3. Shut up and listen. This is just something that’s true for all relationships. Specifically, your Christian friends are deeply invested in things that are eternal. The most important thing in the world to them is the God who created the world, and they really want to tell you about him and how much he loves you. I’m not saying that you have to accept that and embrace it in order to have a healthy relationship with your Christian friends; I’m just saying that you should listen to them when they tell you about God. He is the most important thing in their lives, and as with the top priority in your life, that subject matter deserves to be received with respect. Sure, they may not have it all figured out, and there might be some other stuff that seems weird or false to you that comes along with the core of their beliefs, but that’s true for all of us. What’s most important for all human beings in relationship isn’t being agreed with, it’s being heard.
4. Know that your Christian friend really, really wants you to love Jesus. There, the cat’s out of the bag. All the cards are on the table. Your Christian friend wants you to become a Christian. However, it’s not so that you can be assimilated into some religious sect, but because we truly believe that in Jesus there is life and healing and peace and so much else that just can’t be found anywhere else.
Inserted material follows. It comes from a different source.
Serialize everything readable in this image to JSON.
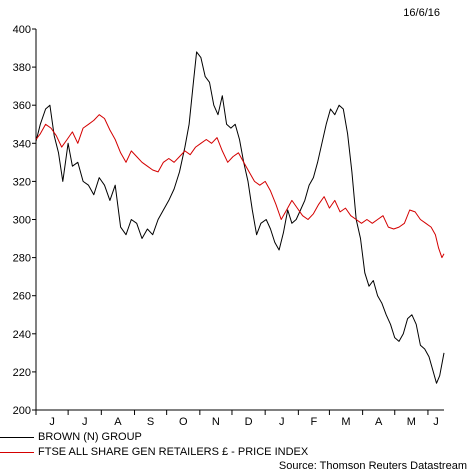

Think of it like this: If your friend found a huge amount of gold deep in the heart of a mountain, wouldn’t you want to know about it? Well, Jesus is much more valuable than gold, and he’s a person! This might sound weird, but being the one to “introduce” you to Jesus would be a top 10 highlight of your Christian friend’s life.
5. If you feel like your Christian friend is manipulating conversations in order to proselytize, tell them. Because we really, really want you to love Jesus, we can sometimes lose our sense of propriety in a friendship. We are, at times, also motivated by the fear that you will spend eternity apart from God in hell, and fear causes us to become desperate. This fear can lead to all sorts of strange behavior, including manipulation and becoming judgmental. If you sense that your Christian friend is doing this to you, don’t be afraid to bring it up. You could even say something like, “Listen, I know you want me to love Jesus and become a Christian, but I’m not ready for that. I understand that it’s really important to you, and that you may even be afraid for me, but I don’t want to be judged or manipulated by you. I want to be friends.” Most Christians, and most people, will respect that kind of honesty, and change their behavior accordingly.
What other insights do you have? I’d love to hear more thoughts that would apply to and from both perspectives.